Overall, the outstanding performance of the adaptive coding scheme is much more significant when compared with the uncoded scheme and the coded schemes (i.e., the CPC and the injected CPC). This is due to a better spectral efficiency achieved through a better coding rate, when the dynamic coding scheme switches to the injected CPC codebook at $\gamma$ values below the switching threshold. Further improvement is expected when the the coding scheme is cascaded with another coding scheme such as convolutional coding (CC) or Reed Solomon (RS) code. According to the literature, a PC scheme, precoded with RS code, has been demonstrated to exhibit similar behaviour to that of an RS-precoded CC scheme [24]. Consequently, in [6], the CPC scheme was shown to be superior to its CC and PC counterparts in combating various PLC-related noise when precoded with RS code. By introducing injections into the CPC scheme in this work, we have observed improved performance, especially when used adaptively with the CPC. This further supports the use of the PC scheme for combating PLC-related impairments on a larger scale. As such, the proposed scheme can be regarded as an extension of the work reported in [6].

7. Conclusions

This work reported a dynamic adaptation scheme aimed at enhancing spectral efficiency in communication systems. By dynamically adjusting the permutation mapping between cyclic permutation coding (CPC) and its injected form based on channel conditions, the system optimises data transmission reliability and efficiency. Comparative analyses show that the adaptive scheme outperforms conventional permutation coding and injection schemes, with the injection scheme showing promise for enhanced performance where channel interference is mild, particularly concerning coding rate compensation.

All the schemes evaluated exhibit increasing error rates with higher interference levels, with the adaptive scheme effectively transitioning between CPC and injection coding at appropriate thresholds. At higher $E_b/N_0$ levels, both the CPC and adaptive schemes consistently outperform the uncoded QPSK scheme, emphasising the effectiveness of coding techniques for error mitigation.
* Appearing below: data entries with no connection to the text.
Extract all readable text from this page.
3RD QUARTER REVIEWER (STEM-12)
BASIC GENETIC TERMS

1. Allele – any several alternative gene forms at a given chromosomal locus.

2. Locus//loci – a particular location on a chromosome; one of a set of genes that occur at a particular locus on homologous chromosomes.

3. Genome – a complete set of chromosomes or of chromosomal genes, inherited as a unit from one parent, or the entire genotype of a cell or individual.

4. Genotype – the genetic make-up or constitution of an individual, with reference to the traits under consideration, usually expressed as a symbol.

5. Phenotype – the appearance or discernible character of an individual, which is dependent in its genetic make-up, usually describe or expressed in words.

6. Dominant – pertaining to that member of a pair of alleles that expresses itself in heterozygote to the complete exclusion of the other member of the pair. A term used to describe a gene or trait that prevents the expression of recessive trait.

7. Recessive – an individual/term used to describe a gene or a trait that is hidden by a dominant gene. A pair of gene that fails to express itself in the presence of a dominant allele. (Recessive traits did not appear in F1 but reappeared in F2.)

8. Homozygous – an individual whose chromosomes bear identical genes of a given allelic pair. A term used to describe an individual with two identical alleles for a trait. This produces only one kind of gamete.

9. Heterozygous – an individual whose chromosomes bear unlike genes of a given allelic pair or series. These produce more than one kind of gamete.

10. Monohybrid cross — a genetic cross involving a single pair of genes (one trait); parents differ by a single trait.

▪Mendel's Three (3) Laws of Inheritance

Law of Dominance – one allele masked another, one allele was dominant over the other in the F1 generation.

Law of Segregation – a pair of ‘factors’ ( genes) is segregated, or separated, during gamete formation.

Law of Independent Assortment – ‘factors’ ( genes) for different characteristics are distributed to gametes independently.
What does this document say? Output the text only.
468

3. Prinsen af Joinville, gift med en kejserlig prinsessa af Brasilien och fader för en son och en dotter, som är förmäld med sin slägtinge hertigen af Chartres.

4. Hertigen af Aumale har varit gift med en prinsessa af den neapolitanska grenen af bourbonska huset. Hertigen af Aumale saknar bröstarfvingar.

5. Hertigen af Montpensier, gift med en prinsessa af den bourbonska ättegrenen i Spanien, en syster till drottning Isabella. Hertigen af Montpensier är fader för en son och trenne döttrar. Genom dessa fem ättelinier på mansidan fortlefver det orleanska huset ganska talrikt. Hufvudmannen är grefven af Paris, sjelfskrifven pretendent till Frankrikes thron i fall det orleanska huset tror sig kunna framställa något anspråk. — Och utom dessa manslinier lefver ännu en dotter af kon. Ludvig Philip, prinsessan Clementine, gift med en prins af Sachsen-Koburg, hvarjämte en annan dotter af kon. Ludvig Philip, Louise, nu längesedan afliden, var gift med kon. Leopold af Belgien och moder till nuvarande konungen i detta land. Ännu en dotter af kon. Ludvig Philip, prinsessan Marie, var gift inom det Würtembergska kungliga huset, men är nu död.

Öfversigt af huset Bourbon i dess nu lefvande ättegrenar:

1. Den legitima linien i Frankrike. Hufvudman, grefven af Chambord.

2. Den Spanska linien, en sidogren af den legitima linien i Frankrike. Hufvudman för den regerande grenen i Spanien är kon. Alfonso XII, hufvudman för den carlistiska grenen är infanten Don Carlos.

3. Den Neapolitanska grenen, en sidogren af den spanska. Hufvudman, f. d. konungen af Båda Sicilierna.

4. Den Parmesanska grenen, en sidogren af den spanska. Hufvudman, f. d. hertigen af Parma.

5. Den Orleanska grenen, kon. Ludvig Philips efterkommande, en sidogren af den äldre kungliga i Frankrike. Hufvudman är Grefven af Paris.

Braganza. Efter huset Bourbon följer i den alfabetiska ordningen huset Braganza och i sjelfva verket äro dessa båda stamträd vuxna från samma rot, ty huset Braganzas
Additionally, Proposition 1, which provides a mathematical expression for the rate gain between CPC and injected CPC, offers insights into the potential spectral efficiency gains achievable through injection coding. Overall, the proposed dynamic coding approach holds significant potential for enhancing spectral efficiency in diverse communications environments, particularly when combined with additional coding schemes. Further research and experimentation are needed to fully explore and implement this dynamic coding paradigm in real-world communications systems like the PLC where other forms of channel impairments are present.